On September 16, 2020, Kaduna's governor Nasir El-Rufai enacted the law that aims at radically preventing sex offenders from committing such crimes.
"Death sentences are often commuted in Nigeria to prison sentences, leaving open a chance that a convicted child rapist maybe eventually released after serving several years. Castration removes the possibility of reoffending," said the governor's spokesperson Muyiwa Adekeye via Twitter.

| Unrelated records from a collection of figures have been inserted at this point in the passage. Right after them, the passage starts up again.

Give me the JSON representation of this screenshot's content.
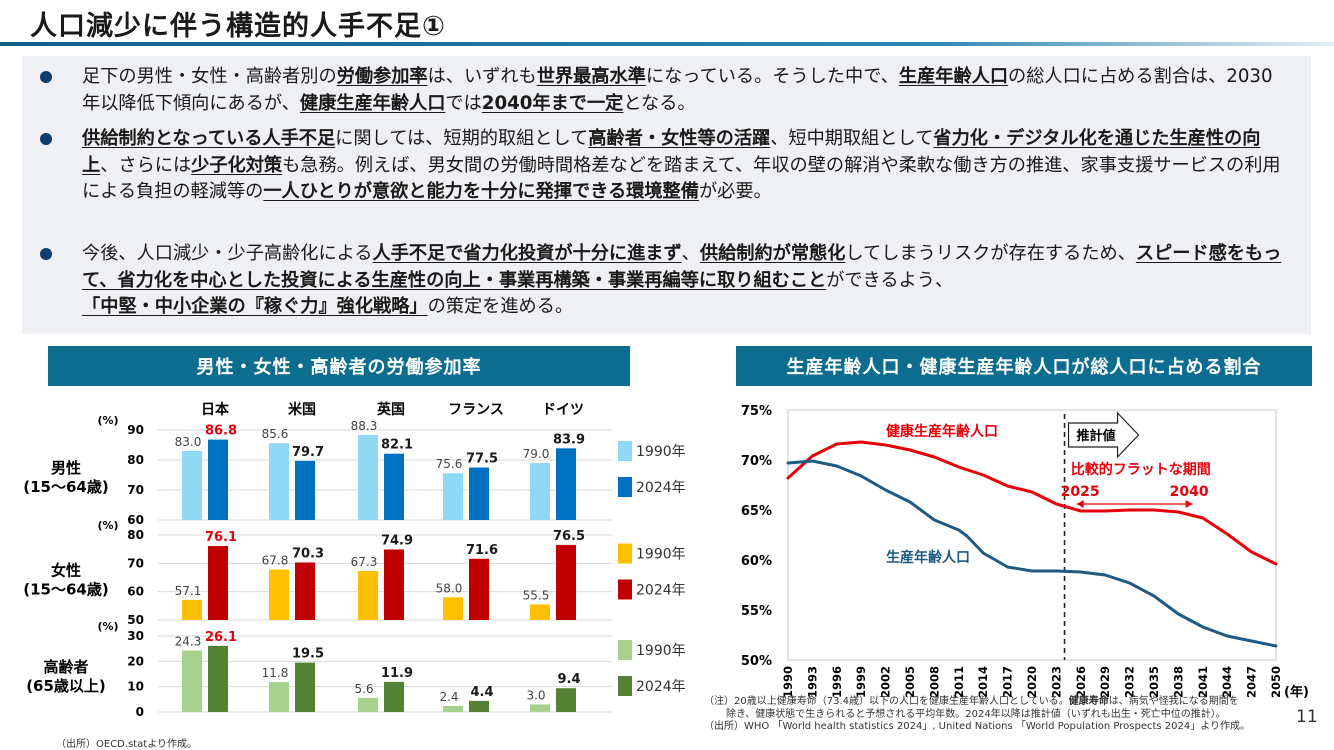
{
  "title": "人口減少に伴う構造的人手不足①",
  "bullets": [
    [
      {
        "t": "足下の男性・女性・高齢者別の"
      },
      {
        "t": "労働参加率",
        "u": true
      },
      {
        "t": "は、いずれも"
      },
      {
        "t": "世界最高水準",
        "u": true
      },
      {
        "t": "になっている。そうした中で、"
      },
      {
        "t": "生産年齢人口",
        "u": true
      },
      {
        "t": "の総人口に占める割合は、2030年以降低下傾向にあるが、"
      },
      {
        "t": "健康生産年齢人口",
        "u": true
      },
      {
        "t": "では"
      },
      {
        "t": "2040年まで一定",
        "u": true
      },
      {
        "t": "となる。"
      }
    ],
    [
      {
        "t": "供給制約となっている人手不足",
        "u": true
      },
      {
        "t": "に関しては、短期的取組として"
      },
      {
        "t": "高齢者・女性等の活躍",
        "u": true
      },
      {
        "t": "、短中期取組として"
      },
      {
        "t": "省力化・デジタル化を通じた生産性の向上",
        "u": true
      },
      {
        "t": "、さらには"
      },
      {
        "t": "少子化対策",
        "u": true
      },
      {
        "t": "も急務。例えば、男女間の労働時間格差などを踏まえて、年収の壁の解消や柔軟な働き方の推進、家事支援サービスの利用による負担の軽減等の"
      },
      {
        "t": "一人ひとりが意欲と能力を十分に発揮できる環境整備",
        "u": true
      },
      {
        "t": "が必要。"
      }
    ],
    [
      {
        "t": "今後、人口減少・少子高齢化による"
      },
      {
        "t": "人手不足で省力化投資が十分に進まず",
        "u": true
      },
      {
        "t": "、"
      },
      {
        "t": "供給制約が常態化",
        "u": true
      },
      {
        "t": "してしまうリスクが存在するため、"
      },
      {
        "t": "スピード感をもって、省力化を中心とした投資による生産性の向上・事業再構築・事業再編等に取り組むこと",
        "u": true
      },
      {
        "t": "ができるよう、"
      },
      {
        "t": "「中堅・中小企業の『稼ぐ力』強化戦略」",
        "u": true
      },
      {
        "t": "の策定を進める。"
      }
    ]
  ],
  "left_chart": {
    "header": "男性・女性・高齢者の労働参加率",
    "countries": [
      "日本",
      "米国",
      "英国",
      "フランス",
      "ドイツ"
    ],
    "unit_label": "(%)",
    "source": "（出所）OECD.statより作成。",
    "panels": [
      {
        "label_lines": [
          "男性",
          "(15～64歳)"
        ],
        "ymin": 60,
        "ymax": 90,
        "ticks": [
          60,
          70,
          80,
          90
        ],
        "legend": [
          "1990年",
          "2024年"
        ],
        "colors": [
          "#8fd8f6",
          "#0070c0"
        ],
        "v1990": [
          83.0,
          85.6,
          88.3,
          75.6,
          79.0
        ],
        "v2024": [
          86.8,
          79.7,
          82.1,
          77.5,
          83.9
        ],
        "labels1990": [
          "83.0",
          "85.6",
          "88.3",
          "75.6",
          "79.0"
        ],
        "labels2024": [
          "86.8",
          "79.7",
          "82.1",
          "77.5",
          "83.9"
        ],
        "highlight_index": 0
      },
      {
        "label_lines": [
          "女性",
          "(15～64歳)"
        ],
        "ymin": 50,
        "ymax": 80,
        "ticks": [
          50,
          60,
          70,
          80
        ],
        "legend": [
          "1990年",
          "2024年"
        ],
        "colors": [
          "#ffc000",
          "#c00000"
        ],
        "v1990": [
          57.1,
          67.8,
          67.3,
          58.0,
          55.5
        ],
        "v2024": [
          76.1,
          70.3,
          74.9,
          71.6,
          76.5
        ],
        "labels1990": [
          "57.1",
          "67.8",
          "67.3",
          "58.0",
          "55.5"
        ],
        "labels2024": [
          "76.1",
          "70.3",
          "74.9",
          "71.6",
          "76.5"
        ],
        "highlight_index": 0
      },
      {
        "label_lines": [
          "高齢者",
          "(65歳以上)"
        ],
        "ymin": 0,
        "ymax": 30,
        "ticks": [
          0,
          10,
          20,
          30
        ],
        "legend": [
          "1990年",
          "2024年"
        ],
        "colors": [
          "#a9d18e",
          "#548235"
        ],
        "v1990": [
          24.3,
          11.8,
          5.6,
          2.4,
          3.0
        ],
        "v2024": [
          26.1,
          19.5,
          11.9,
          4.4,
          9.4
        ],
        "labels1990": [
          "24.3",
          "11.8",
          "5.6",
          "2.4",
          "3.0"
        ],
        "labels2024": [
          "26.1",
          "19.5",
          "11.9",
          "4.4",
          "9.4"
        ],
        "highlight_index": 0
      }
    ],
    "highlight_color": "#e8000b"
  },
  "right_chart": {
    "header": "生産年齢人口・健康生産年齢人口が総人口に占める割合",
    "yticks": [
      "75%",
      "70%",
      "65%",
      "60%",
      "55%",
      "50%"
    ],
    "xticks": [
      "1990",
      "1993",
      "1996",
      "1999",
      "2002",
      "2005",
      "2008",
      "2011",
      "2014",
      "2017",
      "2020",
      "2023",
      "2026",
      "2029",
      "2032",
      "2035",
      "2038",
      "2041",
      "2044",
      "2047",
      "2050"
    ],
    "x_unit": "(年)",
    "projection_label": "推計値",
    "flat_label": "比較的フラットな期間",
    "flat_from": "2025",
    "flat_to": "2040"
  },
  "chart_data": [
    {
      "type": "bar",
      "title": "男性(15～64歳)",
      "categories": [
        "日本",
        "米国",
        "英国",
        "フランス",
        "ドイツ"
      ],
      "ylim": [
        60,
        90
      ],
      "ylabel": "(%)",
      "series": [
        {
          "name": "1990年",
          "values": [
            83.0,
            85.6,
            88.3,
            75.6,
            79.0
          ]
        },
        {
          "name": "2024年",
          "values": [
            86.8,
            79.7,
            82.1,
            77.5,
            83.9
          ]
        }
      ]
    },
    {
      "type": "bar",
      "title": "女性(15～64歳)",
      "categories": [
        "日本",
        "米国",
        "英国",
        "フランス",
        "ドイツ"
      ],
      "ylim": [
        50,
        80
      ],
      "ylabel": "(%)",
      "series": [
        {
          "name": "1990年",
          "values": [
            57.1,
            67.8,
            67.3,
            58.0,
            55.5
          ]
        },
        {
          "name": "2024年",
          "values": [
            76.1,
            70.3,
            74.9,
            71.6,
            76.5
          ]
        }
      ]
    },
    {
      "type": "bar",
      "title": "高齢者(65歳以上)",
      "categories": [
        "日本",
        "米国",
        "英国",
        "フランス",
        "ドイツ"
      ],
      "ylim": [
        0,
        30
      ],
      "ylabel": "(%)",
      "series": [
        {
          "name": "1990年",
          "values": [
            24.3,
            11.8,
            5.6,
            2.4,
            3.0
          ]
        },
        {
          "name": "2024年",
          "values": [
            26.1,
            19.5,
            11.9,
            4.4,
            9.4
          ]
        }
      ]
    },
    {
      "type": "line",
      "title": "生産年齢人口・健康生産年齢人口が総人口に占める割合",
      "xlabel": "(年)",
      "ylim": [
        50,
        75
      ],
      "projection_start": 2024,
      "series": [
        {
          "name": "健康生産年齢人口",
          "color": "#e8000b",
          "x": [
            1990,
            1993,
            1996,
            1999,
            2002,
            2005,
            2008,
            2011,
            2014,
            2017,
            2018,
            2020,
            2023,
            2026,
            2029,
            2032,
            2035,
            2038,
            2041,
            2044,
            2047,
            2050
          ],
          "y": [
            68.2,
            70.4,
            71.6,
            71.8,
            71.5,
            71.0,
            70.3,
            69.3,
            68.5,
            67.4,
            67.2,
            66.8,
            65.6,
            64.9,
            64.9,
            65.0,
            65.0,
            64.8,
            64.2,
            62.6,
            60.8,
            59.6
          ]
        },
        {
          "name": "生産年齢人口",
          "color": "#1e5a82",
          "x": [
            1990,
            1993,
            1996,
            1999,
            2002,
            2005,
            2008,
            2011,
            2012,
            2014,
            2017,
            2020,
            2023,
            2026,
            2029,
            2032,
            2035,
            2038,
            2041,
            2044,
            2047,
            2050
          ],
          "y": [
            69.7,
            69.9,
            69.4,
            68.4,
            67.0,
            65.8,
            64.0,
            63.0,
            62.4,
            60.7,
            59.3,
            58.9,
            58.9,
            58.8,
            58.5,
            57.7,
            56.4,
            54.6,
            53.3,
            52.4,
            51.9,
            51.4
          ]
        }
      ]
    }
  ],
  "note": {
    "line1_a": "（注）20歳以上健康寿命（73.4歳）以下の人口を健康生産年齢人口としている。",
    "line1_b": "健康寿命",
    "line1_c": "は、病気や怪我になる期間を",
    "line2": "除き、健康状態で生きられると予想される平均年数。2024年以降は推計値（いずれも出生・死亡中位の推計）。",
    "line3": "（出所）WHO 「World health statistics 2024」, United Nations 「World Population Prospects 2024」より作成。"
  },
  "page_number": "11"
}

Malam Nasir @elrufai has signed the Kaduna State Penal Code (Amendment) Law 2020 which provides stiff penalties upon conviction for the rape of a child, including surgical castration for male convicts and bilateral salpingectomy for female convicts pic.twitter.com/m86UXi4dEg
The previous law only carried a maximum penalty of 21 years in prison for the rape of an adult and life imprisonment for the rape of a child.
Following a series of scandals and an increment of events, Nigeria's rape crisis has worsened amid the COVID-19 pandemic. In June, all 36 states declared an emergency over rape and other types of violence against women and children.
During the announcement, the country's Inspector General of Police Mohammed Adamu reported that between January and May 2020, there were registred 717 rapes, and the situation would turn even more critical because of the lockdown measures.
Although Nigeria already has a legal framework to address gender violence through the Violence Against Persons (Prohibition) Act, only 15 out of the 36 states have adopted the legislation that difficulties the conviction of abusers. In this sense, Kaduna's state law reform paves the way to a more severe and preventive gender violence approach nationwide.